Page 88 of Tempt

“Why do you think you’re broken up?” she asked softly, eyes crinkling with concern. I swear she almost came over and gave me a hug.

Which is when I realized I had Margaret all wrong. Or at least I’d been terribly unfair in stereotyping her. She was kind and caring under all that cold English armor. It was easier to make her out to be evil, or some sort of villain in my head so that if my time in London was brief I had someone to blame.

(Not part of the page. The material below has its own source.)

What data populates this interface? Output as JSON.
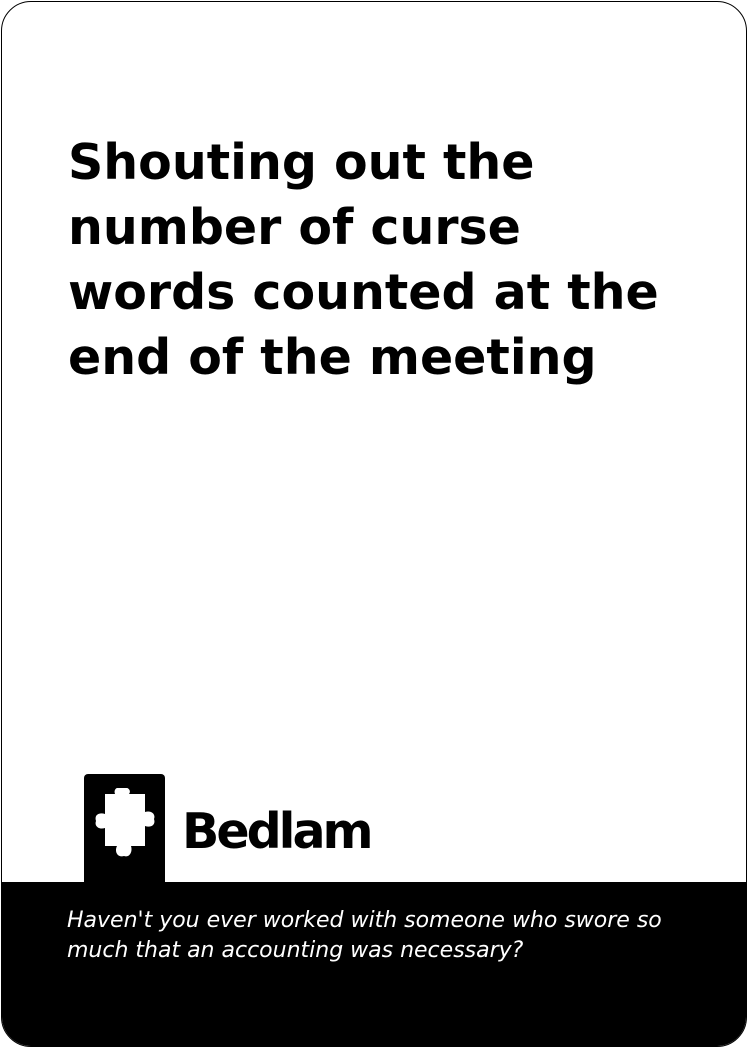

I’d been dreaming of making it in London from the day I was hired at HDM2. Once I arrived, my desire to stay only deepened. The city spoke to me. I’d instantly made friends. The job challenged me. I loved it here and I didn’t want to go back.

So I turned Margaret into my nemesis. A dragon I had to slay in order to follow my dreams. And if I lost my battle, well then at least I was defeated by an evil and formidable dragon.

Yep, I realize I made this way more complicated than it needed to be. Psychology’s a bitch like that.

“Allison?” she asked. I’d been lost in thought instead of answering her question.

“We were having a fight when he needed to leave to take care of this…this situation.” I let out a little shaky breath.

“He left mid-fight, you haven’t seen him in days, and he’s in a terrible situation. No wonder you look like shit.”

I frowned at my boss. “Thanks.”

She gave me a strangely comforting half-smile. “He has a talent for being dramatic at the strangest times. He’s like a much more compact version of Nicki.”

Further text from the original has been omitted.